I am aware that the lockdown has been ordered on the pretext of saving human lives. But if politicians and administrative officers are so concerned about human lives then questions do arise over the budget allocated to health and medical research over these years. Like in Kashmir how many ventilators are there in hospitals? In past have we done enough to improve our health infrastructure? Or has it been business as usual? Interestingly in times of pandemic like Covid-19 why are political agendas and policies being advanced? Was new domicile law for Kashmir so need at the moment?

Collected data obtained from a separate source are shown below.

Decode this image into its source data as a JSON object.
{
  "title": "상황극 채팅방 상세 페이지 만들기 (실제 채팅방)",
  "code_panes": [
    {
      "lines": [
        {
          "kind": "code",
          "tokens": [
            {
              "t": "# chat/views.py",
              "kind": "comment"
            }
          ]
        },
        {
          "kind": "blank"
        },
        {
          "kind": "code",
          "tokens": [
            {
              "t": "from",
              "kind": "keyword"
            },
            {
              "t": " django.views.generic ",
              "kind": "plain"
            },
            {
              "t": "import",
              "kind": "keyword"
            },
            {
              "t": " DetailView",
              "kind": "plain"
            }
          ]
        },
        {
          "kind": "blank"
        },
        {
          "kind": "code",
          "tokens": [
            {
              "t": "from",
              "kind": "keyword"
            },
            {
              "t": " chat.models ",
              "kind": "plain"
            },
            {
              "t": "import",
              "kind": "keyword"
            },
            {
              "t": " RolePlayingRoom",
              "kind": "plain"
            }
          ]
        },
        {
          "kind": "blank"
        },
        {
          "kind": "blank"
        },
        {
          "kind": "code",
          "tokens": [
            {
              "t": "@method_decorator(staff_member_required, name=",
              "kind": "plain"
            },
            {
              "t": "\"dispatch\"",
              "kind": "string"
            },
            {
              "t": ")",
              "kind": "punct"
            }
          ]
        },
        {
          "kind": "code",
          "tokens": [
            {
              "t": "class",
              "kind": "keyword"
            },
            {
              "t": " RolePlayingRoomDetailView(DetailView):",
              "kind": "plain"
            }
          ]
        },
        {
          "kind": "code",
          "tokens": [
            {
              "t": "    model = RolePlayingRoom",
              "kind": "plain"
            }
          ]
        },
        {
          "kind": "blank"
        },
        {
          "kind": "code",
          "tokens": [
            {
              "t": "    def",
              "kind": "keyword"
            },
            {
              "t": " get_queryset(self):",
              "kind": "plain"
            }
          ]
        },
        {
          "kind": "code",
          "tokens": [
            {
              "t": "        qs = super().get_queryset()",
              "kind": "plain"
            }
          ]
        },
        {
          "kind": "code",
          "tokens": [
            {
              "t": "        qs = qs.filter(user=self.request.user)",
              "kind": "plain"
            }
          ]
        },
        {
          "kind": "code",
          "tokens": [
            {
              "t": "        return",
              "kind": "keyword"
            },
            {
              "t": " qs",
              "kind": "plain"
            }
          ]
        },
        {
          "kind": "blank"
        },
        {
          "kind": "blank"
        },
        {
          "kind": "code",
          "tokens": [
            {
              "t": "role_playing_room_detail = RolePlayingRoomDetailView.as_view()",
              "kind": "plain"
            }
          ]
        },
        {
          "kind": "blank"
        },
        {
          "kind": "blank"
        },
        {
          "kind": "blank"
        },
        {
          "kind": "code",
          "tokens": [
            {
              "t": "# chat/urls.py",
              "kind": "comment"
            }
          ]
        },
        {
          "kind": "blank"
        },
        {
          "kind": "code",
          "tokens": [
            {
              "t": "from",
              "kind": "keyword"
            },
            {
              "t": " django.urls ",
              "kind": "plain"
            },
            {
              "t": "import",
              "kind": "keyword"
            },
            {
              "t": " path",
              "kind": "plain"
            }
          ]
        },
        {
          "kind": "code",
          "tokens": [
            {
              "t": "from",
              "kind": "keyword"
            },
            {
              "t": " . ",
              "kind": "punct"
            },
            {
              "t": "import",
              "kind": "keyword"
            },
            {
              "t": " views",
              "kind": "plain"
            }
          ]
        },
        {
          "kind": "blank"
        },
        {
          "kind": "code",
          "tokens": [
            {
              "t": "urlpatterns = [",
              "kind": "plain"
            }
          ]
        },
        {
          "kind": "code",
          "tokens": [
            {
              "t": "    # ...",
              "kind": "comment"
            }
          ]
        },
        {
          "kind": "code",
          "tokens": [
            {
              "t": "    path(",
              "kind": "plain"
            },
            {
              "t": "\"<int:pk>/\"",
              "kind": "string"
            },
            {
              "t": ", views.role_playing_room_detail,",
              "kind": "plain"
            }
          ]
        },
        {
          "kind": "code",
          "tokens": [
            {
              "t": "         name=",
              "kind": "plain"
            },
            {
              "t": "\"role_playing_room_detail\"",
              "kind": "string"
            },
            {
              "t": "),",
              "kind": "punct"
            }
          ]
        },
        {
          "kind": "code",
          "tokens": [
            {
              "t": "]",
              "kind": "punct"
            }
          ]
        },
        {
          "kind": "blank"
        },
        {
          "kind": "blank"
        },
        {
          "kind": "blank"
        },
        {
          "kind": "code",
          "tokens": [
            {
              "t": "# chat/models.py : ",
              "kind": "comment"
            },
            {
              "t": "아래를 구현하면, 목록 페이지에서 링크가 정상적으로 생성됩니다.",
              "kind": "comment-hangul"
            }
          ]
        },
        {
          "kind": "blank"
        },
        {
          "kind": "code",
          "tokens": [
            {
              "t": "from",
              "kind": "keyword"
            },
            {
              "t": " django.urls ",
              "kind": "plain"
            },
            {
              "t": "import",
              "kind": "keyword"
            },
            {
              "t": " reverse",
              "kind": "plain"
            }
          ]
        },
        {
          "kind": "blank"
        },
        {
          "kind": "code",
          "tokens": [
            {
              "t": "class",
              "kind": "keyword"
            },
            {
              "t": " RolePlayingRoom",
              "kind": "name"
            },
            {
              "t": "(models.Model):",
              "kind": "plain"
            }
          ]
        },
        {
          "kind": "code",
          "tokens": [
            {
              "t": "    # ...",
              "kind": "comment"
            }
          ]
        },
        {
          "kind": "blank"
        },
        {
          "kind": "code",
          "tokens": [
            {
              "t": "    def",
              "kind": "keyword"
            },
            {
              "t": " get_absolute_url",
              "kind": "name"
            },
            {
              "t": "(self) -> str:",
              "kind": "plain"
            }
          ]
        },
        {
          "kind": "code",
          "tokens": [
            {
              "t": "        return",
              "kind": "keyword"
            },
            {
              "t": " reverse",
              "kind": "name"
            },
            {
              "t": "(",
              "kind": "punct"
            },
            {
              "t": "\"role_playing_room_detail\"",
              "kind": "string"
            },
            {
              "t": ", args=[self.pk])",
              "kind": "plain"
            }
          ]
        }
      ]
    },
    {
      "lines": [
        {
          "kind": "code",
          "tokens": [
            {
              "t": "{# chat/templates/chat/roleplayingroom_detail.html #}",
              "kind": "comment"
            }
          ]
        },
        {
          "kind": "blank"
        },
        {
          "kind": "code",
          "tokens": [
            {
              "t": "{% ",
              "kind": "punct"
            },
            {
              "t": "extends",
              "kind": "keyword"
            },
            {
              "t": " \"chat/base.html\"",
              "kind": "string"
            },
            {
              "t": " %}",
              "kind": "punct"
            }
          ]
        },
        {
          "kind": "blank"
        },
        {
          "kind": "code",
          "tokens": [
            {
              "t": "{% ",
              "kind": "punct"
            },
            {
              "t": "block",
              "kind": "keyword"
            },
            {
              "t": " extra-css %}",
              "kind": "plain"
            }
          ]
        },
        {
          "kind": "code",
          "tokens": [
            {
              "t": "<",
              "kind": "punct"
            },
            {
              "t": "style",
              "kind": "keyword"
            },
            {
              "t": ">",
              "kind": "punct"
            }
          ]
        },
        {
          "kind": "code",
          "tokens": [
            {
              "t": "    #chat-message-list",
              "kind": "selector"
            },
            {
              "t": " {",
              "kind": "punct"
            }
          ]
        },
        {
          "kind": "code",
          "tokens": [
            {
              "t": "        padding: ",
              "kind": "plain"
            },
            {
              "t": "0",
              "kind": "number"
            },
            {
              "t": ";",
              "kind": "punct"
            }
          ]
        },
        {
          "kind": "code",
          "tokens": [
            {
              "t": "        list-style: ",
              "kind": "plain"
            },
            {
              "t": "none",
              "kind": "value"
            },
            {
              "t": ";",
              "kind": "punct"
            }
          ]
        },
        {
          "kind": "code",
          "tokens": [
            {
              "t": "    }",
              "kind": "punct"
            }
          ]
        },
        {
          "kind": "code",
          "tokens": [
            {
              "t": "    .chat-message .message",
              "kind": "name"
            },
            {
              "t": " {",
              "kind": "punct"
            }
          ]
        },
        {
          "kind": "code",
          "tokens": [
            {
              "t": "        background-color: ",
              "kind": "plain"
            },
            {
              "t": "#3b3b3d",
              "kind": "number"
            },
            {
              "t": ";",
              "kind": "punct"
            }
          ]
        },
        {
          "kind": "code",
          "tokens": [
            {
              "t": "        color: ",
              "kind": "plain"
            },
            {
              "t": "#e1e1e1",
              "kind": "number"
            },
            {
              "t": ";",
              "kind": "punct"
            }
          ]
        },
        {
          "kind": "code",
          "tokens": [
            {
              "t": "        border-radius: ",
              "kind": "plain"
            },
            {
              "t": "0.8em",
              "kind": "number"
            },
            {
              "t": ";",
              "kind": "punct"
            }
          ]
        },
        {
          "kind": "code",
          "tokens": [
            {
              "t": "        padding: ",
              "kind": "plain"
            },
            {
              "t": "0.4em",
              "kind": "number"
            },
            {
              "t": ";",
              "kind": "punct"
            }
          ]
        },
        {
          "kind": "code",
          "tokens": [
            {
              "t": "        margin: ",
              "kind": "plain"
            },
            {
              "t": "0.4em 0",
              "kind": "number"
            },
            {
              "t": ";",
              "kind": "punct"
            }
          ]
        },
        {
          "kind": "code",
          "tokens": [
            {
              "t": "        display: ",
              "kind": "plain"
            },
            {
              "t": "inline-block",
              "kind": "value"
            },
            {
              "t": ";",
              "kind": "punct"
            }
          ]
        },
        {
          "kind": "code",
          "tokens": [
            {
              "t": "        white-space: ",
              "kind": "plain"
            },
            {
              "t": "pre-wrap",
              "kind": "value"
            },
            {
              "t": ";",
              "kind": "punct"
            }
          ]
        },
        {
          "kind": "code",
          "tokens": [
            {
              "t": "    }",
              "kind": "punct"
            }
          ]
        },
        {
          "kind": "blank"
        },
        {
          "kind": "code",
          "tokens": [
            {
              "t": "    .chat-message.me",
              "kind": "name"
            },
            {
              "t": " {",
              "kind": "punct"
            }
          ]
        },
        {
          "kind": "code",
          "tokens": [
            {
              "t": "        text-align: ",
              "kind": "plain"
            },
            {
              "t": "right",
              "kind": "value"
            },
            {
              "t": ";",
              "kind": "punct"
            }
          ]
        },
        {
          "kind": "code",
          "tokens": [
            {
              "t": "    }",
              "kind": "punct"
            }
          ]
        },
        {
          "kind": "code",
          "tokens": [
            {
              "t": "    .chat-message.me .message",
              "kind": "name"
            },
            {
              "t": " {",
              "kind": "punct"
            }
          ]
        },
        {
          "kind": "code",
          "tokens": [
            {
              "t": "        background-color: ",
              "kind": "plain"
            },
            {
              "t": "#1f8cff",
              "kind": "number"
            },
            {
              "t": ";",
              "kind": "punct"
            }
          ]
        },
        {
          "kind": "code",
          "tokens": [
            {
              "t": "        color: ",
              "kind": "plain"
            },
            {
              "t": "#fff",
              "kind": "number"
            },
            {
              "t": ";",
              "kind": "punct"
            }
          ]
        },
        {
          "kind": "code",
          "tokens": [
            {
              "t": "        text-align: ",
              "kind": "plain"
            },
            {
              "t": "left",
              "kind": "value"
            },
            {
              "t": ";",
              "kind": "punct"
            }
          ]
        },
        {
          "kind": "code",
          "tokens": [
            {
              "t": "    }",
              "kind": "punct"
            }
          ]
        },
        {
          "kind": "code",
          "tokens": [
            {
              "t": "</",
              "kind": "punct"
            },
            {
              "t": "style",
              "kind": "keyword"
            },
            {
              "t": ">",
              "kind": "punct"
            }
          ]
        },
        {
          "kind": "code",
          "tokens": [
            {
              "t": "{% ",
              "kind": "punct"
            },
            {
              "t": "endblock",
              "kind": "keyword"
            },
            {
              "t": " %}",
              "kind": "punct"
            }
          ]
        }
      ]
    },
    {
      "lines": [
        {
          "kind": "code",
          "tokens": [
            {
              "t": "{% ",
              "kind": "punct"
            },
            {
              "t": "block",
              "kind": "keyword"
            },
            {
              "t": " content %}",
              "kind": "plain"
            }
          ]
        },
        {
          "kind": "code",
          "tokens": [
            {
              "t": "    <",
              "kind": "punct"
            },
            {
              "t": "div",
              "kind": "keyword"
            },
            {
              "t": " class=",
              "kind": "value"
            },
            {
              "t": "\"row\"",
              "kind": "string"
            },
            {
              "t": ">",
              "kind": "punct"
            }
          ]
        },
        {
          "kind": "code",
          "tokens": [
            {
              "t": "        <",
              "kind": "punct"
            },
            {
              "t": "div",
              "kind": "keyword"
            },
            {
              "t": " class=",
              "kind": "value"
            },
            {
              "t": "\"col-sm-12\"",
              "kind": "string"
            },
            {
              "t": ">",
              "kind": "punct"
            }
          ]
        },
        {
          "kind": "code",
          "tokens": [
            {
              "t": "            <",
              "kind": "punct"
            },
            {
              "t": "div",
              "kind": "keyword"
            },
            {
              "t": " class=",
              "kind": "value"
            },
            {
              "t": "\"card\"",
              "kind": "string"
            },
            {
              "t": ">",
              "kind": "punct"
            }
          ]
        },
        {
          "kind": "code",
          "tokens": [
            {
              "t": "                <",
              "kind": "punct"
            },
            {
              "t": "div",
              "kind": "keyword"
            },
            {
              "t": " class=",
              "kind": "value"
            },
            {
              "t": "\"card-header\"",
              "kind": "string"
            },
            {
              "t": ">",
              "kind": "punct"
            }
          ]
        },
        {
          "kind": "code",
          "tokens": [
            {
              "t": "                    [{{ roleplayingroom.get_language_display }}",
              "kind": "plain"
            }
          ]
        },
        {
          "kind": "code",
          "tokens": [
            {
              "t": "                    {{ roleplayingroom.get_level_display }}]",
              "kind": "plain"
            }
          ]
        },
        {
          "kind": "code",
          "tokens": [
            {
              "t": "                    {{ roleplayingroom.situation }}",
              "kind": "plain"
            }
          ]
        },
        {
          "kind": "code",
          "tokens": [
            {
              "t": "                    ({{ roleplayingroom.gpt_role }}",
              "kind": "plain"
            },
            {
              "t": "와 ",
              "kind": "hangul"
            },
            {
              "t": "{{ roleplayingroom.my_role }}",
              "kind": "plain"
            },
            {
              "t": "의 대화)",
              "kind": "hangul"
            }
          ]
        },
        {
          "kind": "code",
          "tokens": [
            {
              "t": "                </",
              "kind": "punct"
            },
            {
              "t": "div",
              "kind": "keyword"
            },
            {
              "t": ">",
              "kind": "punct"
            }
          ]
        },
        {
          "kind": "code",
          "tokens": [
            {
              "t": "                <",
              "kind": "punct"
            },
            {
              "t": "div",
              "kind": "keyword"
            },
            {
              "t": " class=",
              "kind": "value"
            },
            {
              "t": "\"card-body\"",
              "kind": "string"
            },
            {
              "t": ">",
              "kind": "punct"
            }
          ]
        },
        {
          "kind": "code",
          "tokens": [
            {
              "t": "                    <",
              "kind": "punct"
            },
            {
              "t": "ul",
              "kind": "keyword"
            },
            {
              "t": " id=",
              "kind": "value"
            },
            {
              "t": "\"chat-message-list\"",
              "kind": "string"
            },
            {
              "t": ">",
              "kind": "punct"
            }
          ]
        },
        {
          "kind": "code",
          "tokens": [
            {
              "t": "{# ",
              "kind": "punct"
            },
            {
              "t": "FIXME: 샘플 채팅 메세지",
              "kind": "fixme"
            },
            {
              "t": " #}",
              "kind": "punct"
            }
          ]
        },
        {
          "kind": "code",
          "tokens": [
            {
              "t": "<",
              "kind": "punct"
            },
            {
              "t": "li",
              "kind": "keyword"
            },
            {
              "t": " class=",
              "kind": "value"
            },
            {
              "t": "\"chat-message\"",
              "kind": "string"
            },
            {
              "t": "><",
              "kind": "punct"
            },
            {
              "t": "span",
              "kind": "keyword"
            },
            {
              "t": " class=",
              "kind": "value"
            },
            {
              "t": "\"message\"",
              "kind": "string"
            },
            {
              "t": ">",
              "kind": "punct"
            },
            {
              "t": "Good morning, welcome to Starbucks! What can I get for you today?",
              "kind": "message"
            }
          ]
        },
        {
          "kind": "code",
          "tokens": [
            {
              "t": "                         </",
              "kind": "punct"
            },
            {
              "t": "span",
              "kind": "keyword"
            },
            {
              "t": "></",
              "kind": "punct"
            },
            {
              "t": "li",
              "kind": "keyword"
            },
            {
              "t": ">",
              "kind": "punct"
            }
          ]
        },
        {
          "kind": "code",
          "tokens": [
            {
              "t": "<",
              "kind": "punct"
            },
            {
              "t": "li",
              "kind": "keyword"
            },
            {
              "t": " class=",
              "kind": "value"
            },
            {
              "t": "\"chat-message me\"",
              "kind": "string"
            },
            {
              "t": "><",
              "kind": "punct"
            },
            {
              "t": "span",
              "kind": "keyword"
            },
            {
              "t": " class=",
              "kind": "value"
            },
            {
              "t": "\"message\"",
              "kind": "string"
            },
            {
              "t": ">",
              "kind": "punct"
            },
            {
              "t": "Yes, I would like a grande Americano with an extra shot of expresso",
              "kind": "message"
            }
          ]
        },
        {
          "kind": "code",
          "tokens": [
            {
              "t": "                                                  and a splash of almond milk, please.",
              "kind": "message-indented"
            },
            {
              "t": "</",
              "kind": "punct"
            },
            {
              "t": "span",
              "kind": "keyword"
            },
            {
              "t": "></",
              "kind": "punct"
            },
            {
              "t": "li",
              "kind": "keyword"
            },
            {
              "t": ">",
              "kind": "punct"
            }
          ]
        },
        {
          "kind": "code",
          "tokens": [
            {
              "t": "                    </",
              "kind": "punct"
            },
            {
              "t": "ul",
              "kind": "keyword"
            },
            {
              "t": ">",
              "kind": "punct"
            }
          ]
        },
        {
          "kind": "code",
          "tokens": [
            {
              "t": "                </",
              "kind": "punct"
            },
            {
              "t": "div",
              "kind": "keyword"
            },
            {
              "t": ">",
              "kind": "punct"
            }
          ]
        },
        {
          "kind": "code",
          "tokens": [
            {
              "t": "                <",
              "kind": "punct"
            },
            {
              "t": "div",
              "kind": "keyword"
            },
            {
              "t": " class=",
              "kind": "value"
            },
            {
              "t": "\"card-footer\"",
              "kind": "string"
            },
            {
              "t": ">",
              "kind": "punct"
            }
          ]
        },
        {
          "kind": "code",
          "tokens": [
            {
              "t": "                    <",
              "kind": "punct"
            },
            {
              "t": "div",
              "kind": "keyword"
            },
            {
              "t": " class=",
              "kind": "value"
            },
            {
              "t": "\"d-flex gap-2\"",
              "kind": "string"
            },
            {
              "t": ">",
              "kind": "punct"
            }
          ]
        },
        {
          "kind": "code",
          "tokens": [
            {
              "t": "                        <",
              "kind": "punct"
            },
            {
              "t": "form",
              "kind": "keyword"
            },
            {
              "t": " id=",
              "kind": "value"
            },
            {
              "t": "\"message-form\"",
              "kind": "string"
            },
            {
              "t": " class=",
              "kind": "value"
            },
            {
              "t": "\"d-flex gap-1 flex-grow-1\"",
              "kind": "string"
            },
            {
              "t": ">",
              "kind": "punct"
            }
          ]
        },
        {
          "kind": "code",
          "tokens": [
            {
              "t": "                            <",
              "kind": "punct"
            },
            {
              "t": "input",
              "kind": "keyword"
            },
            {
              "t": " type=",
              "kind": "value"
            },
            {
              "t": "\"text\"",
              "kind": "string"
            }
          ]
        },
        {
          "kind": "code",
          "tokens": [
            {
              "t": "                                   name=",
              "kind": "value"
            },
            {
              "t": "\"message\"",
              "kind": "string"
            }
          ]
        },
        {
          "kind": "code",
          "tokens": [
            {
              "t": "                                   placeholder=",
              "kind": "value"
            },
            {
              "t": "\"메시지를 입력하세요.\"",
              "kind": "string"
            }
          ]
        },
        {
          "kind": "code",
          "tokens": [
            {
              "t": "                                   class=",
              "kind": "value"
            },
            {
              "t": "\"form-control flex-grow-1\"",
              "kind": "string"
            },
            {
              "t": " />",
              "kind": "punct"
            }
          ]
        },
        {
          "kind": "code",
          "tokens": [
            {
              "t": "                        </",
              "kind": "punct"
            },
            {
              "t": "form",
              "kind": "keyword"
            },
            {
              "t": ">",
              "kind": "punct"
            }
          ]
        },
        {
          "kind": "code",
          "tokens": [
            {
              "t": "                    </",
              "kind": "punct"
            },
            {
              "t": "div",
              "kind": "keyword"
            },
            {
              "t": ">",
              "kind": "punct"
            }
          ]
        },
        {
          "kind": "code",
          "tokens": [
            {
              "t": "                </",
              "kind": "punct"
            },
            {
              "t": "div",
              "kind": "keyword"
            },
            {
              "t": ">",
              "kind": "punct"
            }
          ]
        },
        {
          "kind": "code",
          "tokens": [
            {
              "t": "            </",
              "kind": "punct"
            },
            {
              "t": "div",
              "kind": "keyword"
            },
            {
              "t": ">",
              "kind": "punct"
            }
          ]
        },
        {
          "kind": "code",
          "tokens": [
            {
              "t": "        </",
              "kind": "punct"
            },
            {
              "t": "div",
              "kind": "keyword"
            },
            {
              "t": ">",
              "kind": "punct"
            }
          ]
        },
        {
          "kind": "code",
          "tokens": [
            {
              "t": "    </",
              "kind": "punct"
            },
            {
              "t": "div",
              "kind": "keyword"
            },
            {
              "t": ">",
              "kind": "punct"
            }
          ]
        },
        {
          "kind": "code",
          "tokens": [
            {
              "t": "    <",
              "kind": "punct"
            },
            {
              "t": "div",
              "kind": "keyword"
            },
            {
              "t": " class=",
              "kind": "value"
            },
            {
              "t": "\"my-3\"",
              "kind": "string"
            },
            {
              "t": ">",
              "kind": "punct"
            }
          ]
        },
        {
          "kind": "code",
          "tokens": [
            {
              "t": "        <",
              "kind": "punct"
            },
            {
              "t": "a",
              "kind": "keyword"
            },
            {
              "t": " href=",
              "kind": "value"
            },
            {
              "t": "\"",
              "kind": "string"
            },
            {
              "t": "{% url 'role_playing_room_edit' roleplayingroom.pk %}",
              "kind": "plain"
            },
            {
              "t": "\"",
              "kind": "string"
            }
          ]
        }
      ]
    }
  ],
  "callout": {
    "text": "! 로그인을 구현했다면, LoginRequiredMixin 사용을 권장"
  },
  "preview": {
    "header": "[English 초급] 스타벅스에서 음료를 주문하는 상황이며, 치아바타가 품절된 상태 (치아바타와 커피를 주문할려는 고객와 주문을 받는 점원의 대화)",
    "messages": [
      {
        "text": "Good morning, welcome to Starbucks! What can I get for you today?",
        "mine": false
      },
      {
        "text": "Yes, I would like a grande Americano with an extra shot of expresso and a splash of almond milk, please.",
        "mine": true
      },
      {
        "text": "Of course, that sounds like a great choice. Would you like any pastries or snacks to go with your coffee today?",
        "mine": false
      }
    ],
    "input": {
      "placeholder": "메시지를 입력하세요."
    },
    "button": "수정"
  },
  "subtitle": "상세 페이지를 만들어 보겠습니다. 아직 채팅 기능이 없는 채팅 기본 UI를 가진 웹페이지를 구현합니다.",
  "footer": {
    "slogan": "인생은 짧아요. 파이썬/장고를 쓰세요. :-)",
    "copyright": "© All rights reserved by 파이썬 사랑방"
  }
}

Society should be based on rights of citizens and rule of law. We do have certain rights, human and fundamental rights. Those rights are recognized by the society and should be enforced by the state. We do need checks and balances to prevent lawlessness and keep law enforcing institutions within the limits of law. Not all are violators or criminals and not all want to put lives of others at risk. We are just common people, desperate to live happily, without fear and without being subjected to degraded treatment. If we have right to life, make that with honour and dignity. After all who wants to live a humiliated life? What about violators? Let all those be dealt and punished but only as per law.